Harvey The Coast

Beleaguered residents queue for food at a municipal building in Seadrift, Texas, while waiting on basic services to be restored.

Kelly P. Kissel, Associated Press

With relief efforts expected to stretch on for years in the aftermath of Hurricane Harvey, there are a number of options for people wanting to help through donations of money, materials or time.

Locally, Mechanicsburg-based Mission Central has been preparing cleaning buckets and hygiene kits to be shipped to the Houston area.

Cleaning buckets help people begin to clean up after the flood and include liquid laundry detergent, liquid household cleaner, dish soap, air freshener, personal insect repellant spray, hand-held scrub brush, cleaning wipes, sponges, scouring pads, clothespins, clothesline, heavy duty trash bags, dust masks, disposable kitchen gloves and work gloves.
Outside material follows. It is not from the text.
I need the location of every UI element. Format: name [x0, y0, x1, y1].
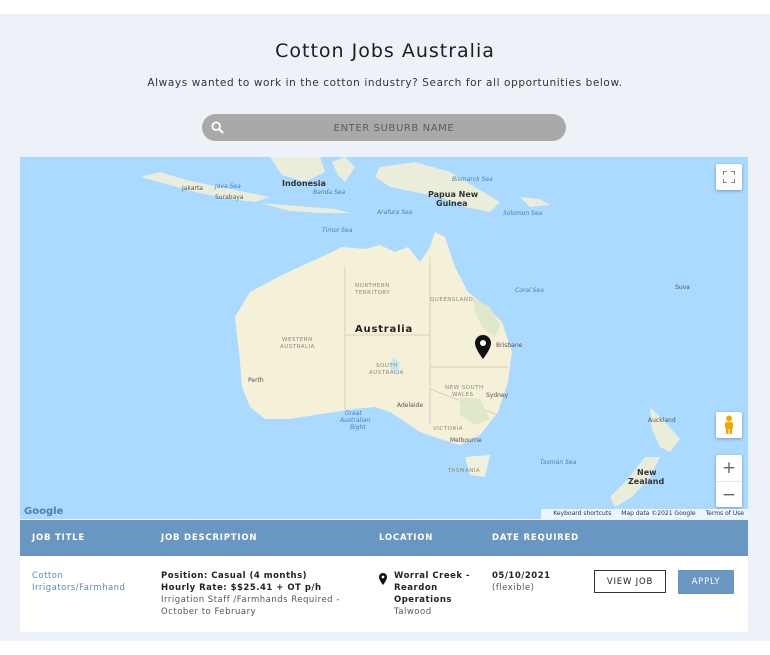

Hygiene kits provide basic necessities for people who have been forced to leave their homes and include hand towels, wash cloth, comb, metal nail file or clipper, bath size soap, toothbrush, adhesive bandages and a plastic bag.

All items for both kits must be new except for the actual bucket and lid. Instructions for the assembly of both types of kits may be found on the organization’s website at missioncentral.org. That is also where monetary donations may be made to assist with relief efforts.

Volunteers are also needed to help pack the buckets for shipment to the Houston area. Those interested in volunteering should call Mission Central at 717-766-1533.

JLG Industries in Shippensburg will collect items for flood victims at its facility at 560 Walnut Bottom Road from 6 a.m. to 7 p.m. on Sept. 7. The JLG facility will be staffed with employee volunteers, and signs will be posted to direct visitors to the appropriate area. Additionally, JLG will have a donation drop-off area for employees from Sept. 4 to Sept. 11.

Needed items include personal care items such as toothpaste, toothbrushes, deodorant, shampoo, soap, bath towels and feminine hygiene products. Food items like canned meats, peanut butter, bottled water, sports drinks and other canned foods will be accepted as will baby items like disposable diapers, baby food, powdered formula, baby shampoo and bottles.

The company will also accept blankets, pillows, battery-powered flashlights and lanterns, batteries, games, toys, undergarments and socks.

All items should be new and in the original packaging.

Fleet Feet Sports is accepting donations of new or gently used socks and running shoes at their store at 6416 Carlisle Pike, Mechanicsburg. The drive is part of an effort at Fleet Feet stores across the country. Donations will be sent to two stores in Texas that will ensure the socks and shoes go to organizations helping people in need.

Local agencies are also using their websites and social media platforms to direct local donors to sister agencies in the disaster-stricken region.

YWCA of Carlisle, for example, used its Facebook page to ask local residents to consider donating to the YWCA of Houston’s Hurricane Relief Fund, which will help individuals and families with shelf-stable food, furniture, housing and more.

Similarly, United Way of Carlisle and Cumberland County posted a link on its Facebook page directing people to a page for the national United Way response and to the United Ways of Texas disaster relief page at uwtexas.org/hurricane-harvey.

Central Pennsylvania Food Bank is connecting visitors to Feeding America, which is accept donations to its network, which is working to support families with disaster relief and recovery. The Feeding America site, feedingamerica.org, also includes links to food banks in the immediate area of the disasters so that visitors can support specific programs.

When making donations, people can visit websites like GuideStart or Charity Navigator to learn more about the charities.

Stacy Palmer, editor of the Chronicle of Philanthropy, also suggests looking through local news reports for information on a charity’s work, or contacting the local United Way and the local Community Foundation — in this case Houston’s.

It’s up to you whether to go with a local charity that might know the area better, or a national charity that has wider reach. Palmer says “both kinds of organizations have their place right now.”